Akram Azimi is a practicing sociologist, law graduate, university teacher in law and human biology and part time teacher in social justice and epistemology at Scotch College (Perth). He won the university prizes for science and sociology at the University of Western Australia. Akram was the 2013 Young Australian of the Year and is currently Australia’s Youth Delegate to the Commonwealth 2015-2017. Over the last 10 years, Akram has mentored young people pro bono for +3000 hours.
He was born in Afghanistan, right in the middle of a raging civil war. At first, his family tried to brave out the war; but, after a few years, the war came to their front door. With no choice and only the clothes on their back, Akram and his family left everything behind and fled to Peshawar, Pakistan. In Peshawar, Akram saw firsthand the impact of extreme poverty, polio, malnutrition and inter-communal conflicts. This left a long lasting impression on him.
His whole world was overturned once more in 1999, as he and his family were lucky enough to receive a visa to Australia. Initially, Akram struggled in his new school and culture. However, a very special teacher high school teacher mentored him—infecting Akram with a love of learning and serving others. From failing his classes and being a social outcast, Akram went on to become his school’s top academic student and elected as head boy.

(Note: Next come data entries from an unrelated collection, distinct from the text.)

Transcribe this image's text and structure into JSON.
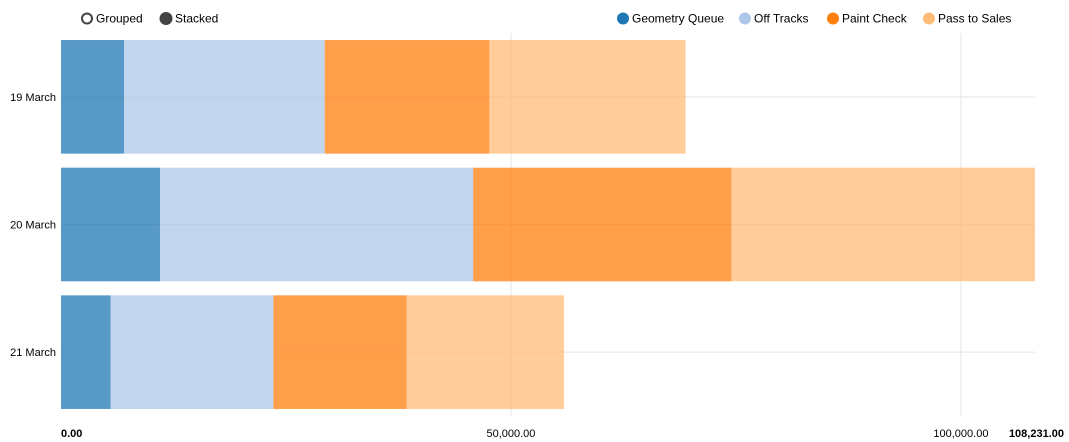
{
  "controls": [
    {
      "label": "Grouped",
      "selected": false
    },
    {
      "label": "Stacked",
      "selected": true
    }
  ],
  "chart_data": {
    "type": "bar",
    "orientation": "horizontal",
    "stacked": true,
    "categories": [
      "19 March",
      "20 March",
      "21 March"
    ],
    "series": [
      {
        "name": "Geometry Queue",
        "color": "#1f77b4",
        "values": [
          7000,
          11000,
          5500
        ]
      },
      {
        "name": "Off Tracks",
        "color": "#aec7e8",
        "values": [
          22300,
          34800,
          18100
        ]
      },
      {
        "name": "Paint Check",
        "color": "#ff7f0e",
        "values": [
          18300,
          28700,
          14800
        ]
      },
      {
        "name": "Pass to Sales",
        "color": "#ffbb78",
        "values": [
          21800,
          33731,
          17500
        ]
      }
    ],
    "x_ticks": [
      {
        "value": 0,
        "label": "0.00"
      },
      {
        "value": 50000,
        "label": "50,000.00"
      },
      {
        "value": 100000,
        "label": "100,000.00"
      }
    ],
    "x_max": {
      "value": 108231,
      "label": "108,231.00"
    },
    "xlim": [
      0,
      108231
    ],
    "grid": true,
    "legend_position": "top-right"
  }
}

Inspired by his own teacher’s impact, over the last 10 years, Akram has taught at university across multiple disciplines; and he has used his leadership and pastoral skills to mentor young people in remote and rural Western Australia. In 2011 he co-founded a student-run initiative, I am the Other, which aims to address reconciliation issues at the non-Indigenous end of the equation. Akram has also mentored a Special Olympics athlete to help raise community awareness of disability issues. For his community service work, the Prime Minister of Australia named Akram Young Australian of the Year for 2013. Seizing this opportunity with both hands, he delivered over 1000+ speeches on topics ranging from education, eradication of polio, extreme poverty, philanthropy to reconciliation. His efforts, in collaboration with many others, contributed to a pledge made by the Australian Government to invest $80 million in 2013, and $20 million in 2014, in polio eradication.